“A titan of the scientific world.” The British Ian Wilmut has died at the age of 79, the University of Edinburgh announced on Monday. The latter, who announced that he suffered from Parkinson’s disease in 2018, made history: he led the Roslin Institute team that cloned Dolly the sheep in 1996.
This famous sheep was, in fact, the first mammal cloned from an adult cell, which was born without an egg fertilized by a sperm. What some consider one of the greatest scientific achievements of the 20th century.
Cure degenerative diseases.
If this feat caused concern at the time (the population feared that cloning would later be applied to humans), Ian Wilmut and his colleague Keith Campbell, who died in 2012, intended to cure degenerative diseases and allow the body to regenerate damaged tissues.

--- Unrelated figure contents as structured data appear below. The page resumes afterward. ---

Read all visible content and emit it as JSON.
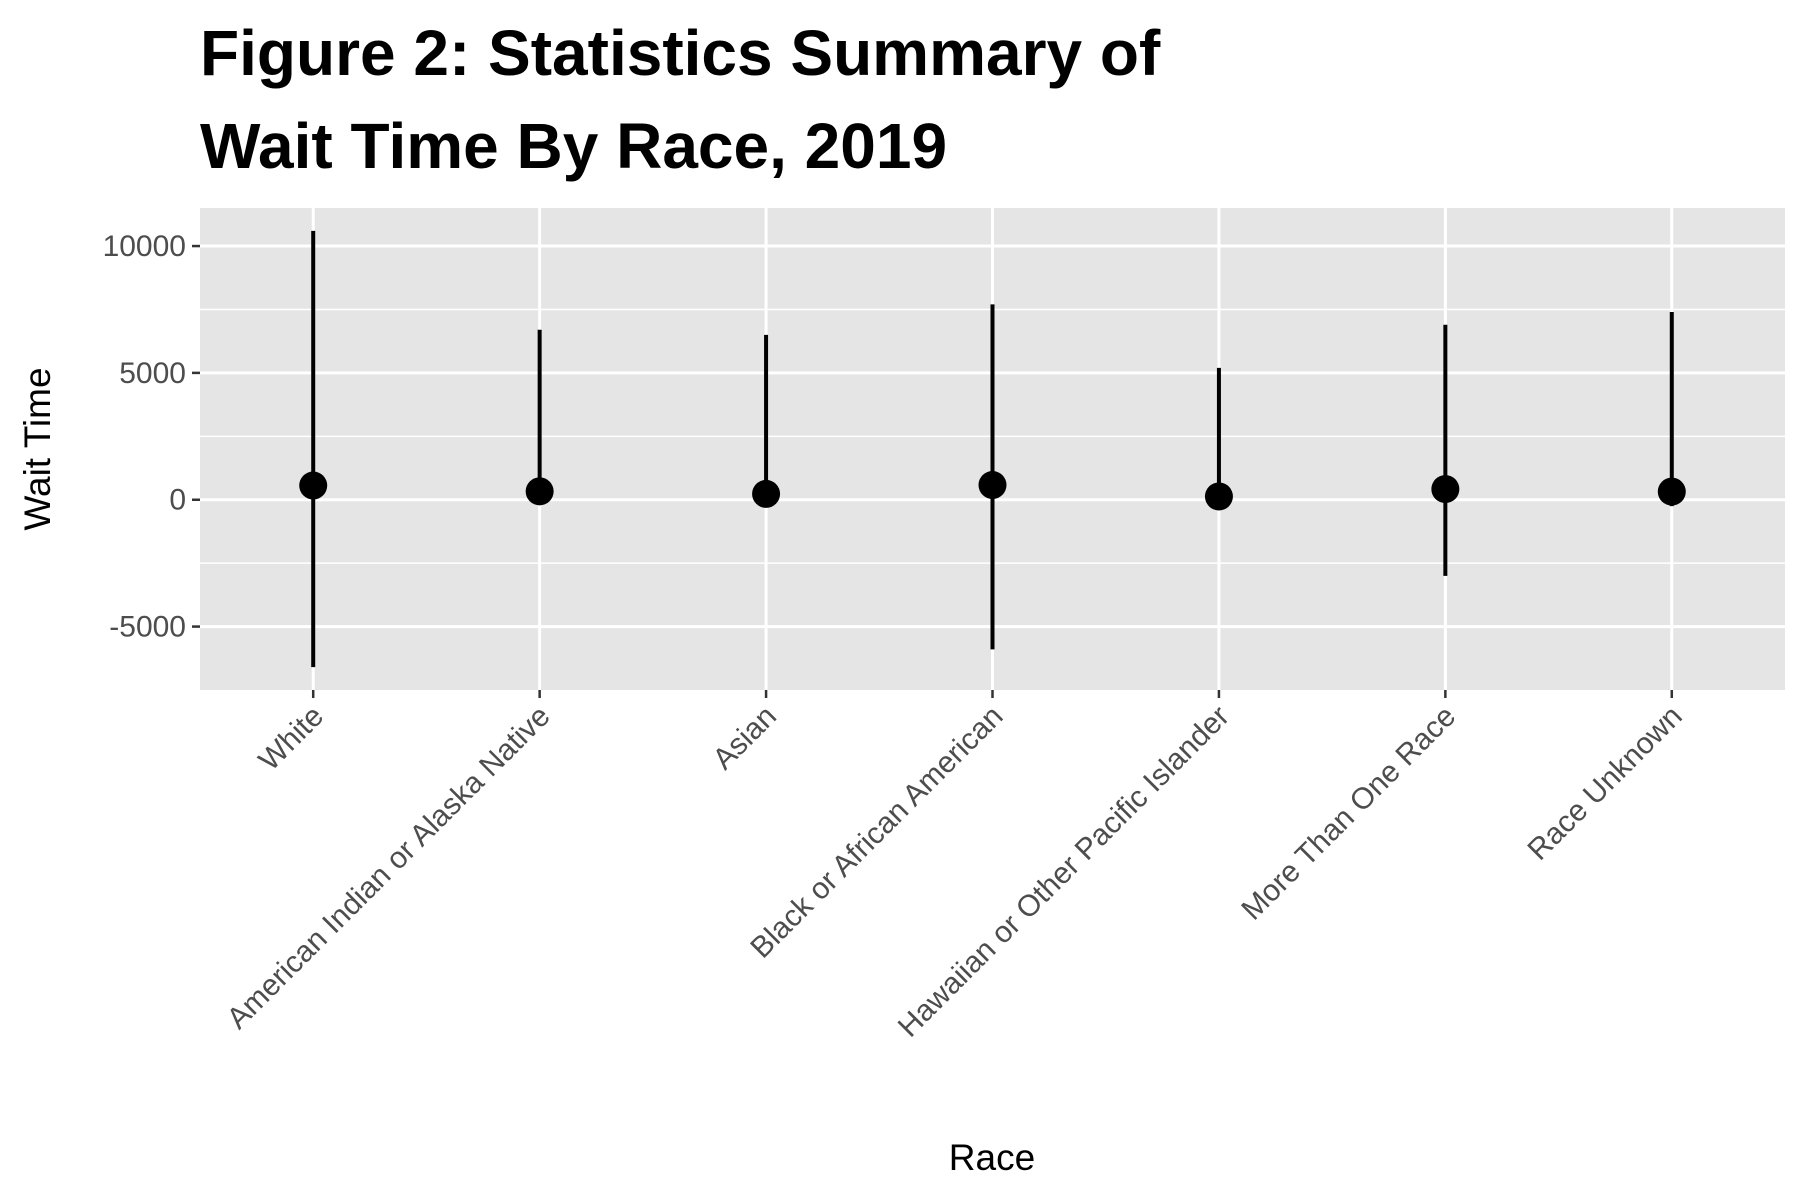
{
  "chart_data": {
    "type": "scatter",
    "title_lines": [
      "Figure 2: Statistics Summary of",
      "Wait Time By Race, 2019"
    ],
    "xlabel": "Race",
    "ylabel": "Wait Time",
    "categories": [
      "White",
      "American Indian or Alaska Native",
      "Asian",
      "Black or African American",
      "Hawaiian or Other Pacific Islander",
      "More Than One Race",
      "Race Unknown"
    ],
    "y_ticks": [
      -5000,
      0,
      5000,
      10000
    ],
    "y_tick_labels": [
      "-5000",
      "0",
      "5000",
      "10000"
    ],
    "ylim": [
      -7500,
      11500
    ],
    "grid": true,
    "series": [
      {
        "values": [
          560,
          330,
          230,
          580,
          130,
          420,
          320
        ],
        "lower": [
          -6600,
          -200,
          0,
          -5900,
          -150,
          -3000,
          -250
        ],
        "upper": [
          10600,
          6700,
          6500,
          7700,
          5200,
          6900,
          7400
        ]
      }
    ],
    "colors": {
      "panel": "#e5e5e5",
      "grid": "#ffffff",
      "mark": "#000000",
      "tick_text": "#4d4d4d"
    }
  }
}
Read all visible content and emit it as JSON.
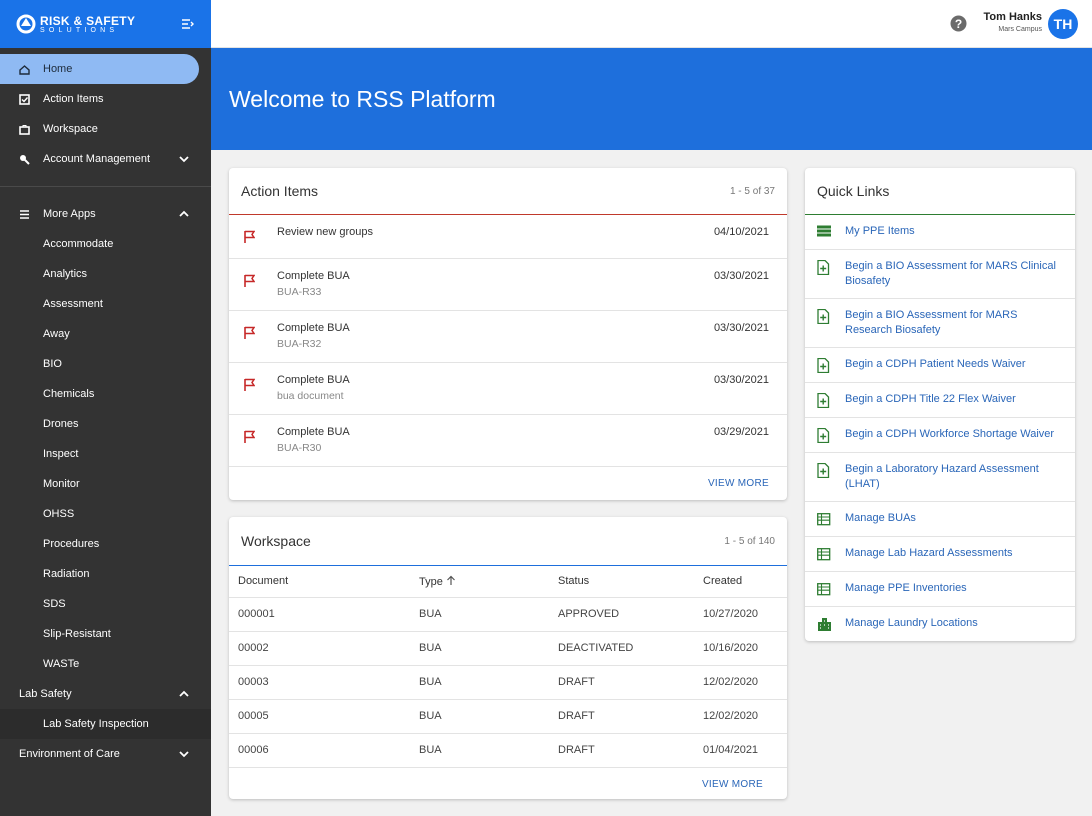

At the time, US President Bill Clinton feared that “this technology would threaten the sacred family ties that are at the very heart of our ideals and our society,” notes the BBC. Ultimately, “this breakthrough continues to drive many of the advances in the field of regenerative medicine that we know today,” writes Professor Sir Peter Mathieson, vice-chancellor of the University of Edinburgh in a press release.
For this experiment, a cell from the mammary gland of an adult sheep was inserted into the egg of another sheep. From there Dolly, named after country singer Dolly Parton, was born in 1997.